Pero este reconocimiento debe ir acompañado de mecanismos reales para que ese derecho no se pierda en la burocracia o se diluya por la corrupción. Porque en el fondo, el cuidado no es solo una necesidad: es una expresión de justicia y de democracia.
El derecho al cuidado, tal como lo propone la Opinión Consultiva 31/2025 de la Corte IDH, no puede florecer en entornos corroídos por la corrupción.
El Ubuntu - “Yo soy porque nosotros somos”- exige un nosotros ético, un nosotros transparente, un nosotros justo. Un sistema de cuidado verdaderamente democrático no solo necesita financiamiento: necesita instituciones limpias, participación de la ciudadanía, equidad y responsabilidad pública.
La lucha por el derecho al cuidado es también una lucha contra la corrupción, porque ambas causas defienden lo mismo: la dignidad humana. Para que nadie se quede atrás en el acceso a una vida digna, es urgente que los gobiernos transformen la promesa jurídica en acción política, con presupuestos protegidos, personal capacitado, comunidades involucradas y sistemas impermeables al abuso de poder.
El Ubuntu nos recuerda que no vivimos solos. Que lo que afecta a uno, afecta al conjunto. Si el Estado asume esa verdad con responsabilidad, ética y visión, el derecho al cuidado dejará de ser una tarea invisible y se convertirá en un derecho viviente, garantizado y protegido para todas las personas, en todas las etapas de la vida.

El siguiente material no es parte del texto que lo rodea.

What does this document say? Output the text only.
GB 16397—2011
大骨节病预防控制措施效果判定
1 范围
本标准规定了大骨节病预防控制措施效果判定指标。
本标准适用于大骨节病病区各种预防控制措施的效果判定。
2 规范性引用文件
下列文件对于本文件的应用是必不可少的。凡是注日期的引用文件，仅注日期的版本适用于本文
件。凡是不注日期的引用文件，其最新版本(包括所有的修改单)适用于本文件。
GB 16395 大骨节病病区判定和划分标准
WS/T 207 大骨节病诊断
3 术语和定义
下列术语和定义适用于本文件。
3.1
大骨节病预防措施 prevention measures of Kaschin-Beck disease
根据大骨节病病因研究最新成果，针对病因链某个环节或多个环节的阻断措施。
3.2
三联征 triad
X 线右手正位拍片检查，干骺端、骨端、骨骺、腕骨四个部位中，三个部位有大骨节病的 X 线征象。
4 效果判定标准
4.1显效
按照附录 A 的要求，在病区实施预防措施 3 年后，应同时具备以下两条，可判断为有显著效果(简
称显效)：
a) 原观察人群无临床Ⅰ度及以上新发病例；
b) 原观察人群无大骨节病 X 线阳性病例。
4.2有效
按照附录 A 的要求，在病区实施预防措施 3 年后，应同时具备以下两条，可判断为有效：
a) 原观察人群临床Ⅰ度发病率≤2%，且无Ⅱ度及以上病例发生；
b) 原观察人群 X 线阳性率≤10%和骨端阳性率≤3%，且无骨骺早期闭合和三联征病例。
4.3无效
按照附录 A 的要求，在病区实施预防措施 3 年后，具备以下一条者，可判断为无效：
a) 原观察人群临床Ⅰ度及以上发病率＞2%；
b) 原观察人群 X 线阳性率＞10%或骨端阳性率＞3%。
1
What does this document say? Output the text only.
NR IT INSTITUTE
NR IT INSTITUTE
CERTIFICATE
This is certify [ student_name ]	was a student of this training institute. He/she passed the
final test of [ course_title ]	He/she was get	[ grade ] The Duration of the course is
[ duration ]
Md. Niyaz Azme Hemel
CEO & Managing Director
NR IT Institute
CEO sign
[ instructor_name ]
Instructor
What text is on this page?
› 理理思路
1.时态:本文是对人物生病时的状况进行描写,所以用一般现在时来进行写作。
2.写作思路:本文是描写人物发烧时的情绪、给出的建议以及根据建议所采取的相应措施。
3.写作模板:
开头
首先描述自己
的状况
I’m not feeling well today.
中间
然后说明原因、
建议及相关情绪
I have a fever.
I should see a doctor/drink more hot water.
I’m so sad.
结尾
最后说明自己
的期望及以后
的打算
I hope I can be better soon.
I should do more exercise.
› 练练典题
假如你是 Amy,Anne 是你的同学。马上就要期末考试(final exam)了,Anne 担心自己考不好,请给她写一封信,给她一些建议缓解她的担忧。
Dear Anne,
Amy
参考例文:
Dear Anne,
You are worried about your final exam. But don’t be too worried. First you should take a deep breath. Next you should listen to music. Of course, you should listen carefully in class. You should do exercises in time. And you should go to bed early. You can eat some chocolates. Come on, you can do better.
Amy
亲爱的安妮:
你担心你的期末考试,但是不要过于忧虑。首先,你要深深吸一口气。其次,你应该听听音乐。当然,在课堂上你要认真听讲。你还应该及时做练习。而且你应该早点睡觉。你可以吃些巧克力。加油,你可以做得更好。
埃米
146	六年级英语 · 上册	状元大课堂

Finalmente, el derecho al cuidado se suma al corpus iuris interamericano como un nuevo paradigma. Ya no se trata solo de proteger a las personas en sus derechos civiles o políticos, sino de asegurar las condiciones materiales, reales y efectivas que hagan posible una vida digna. Este nuevo derecho humano nos desafía a repensar el rol esencial del Estado: ya no solo como garante de libertades, sino como cuidador colectivo de la dignidad humana.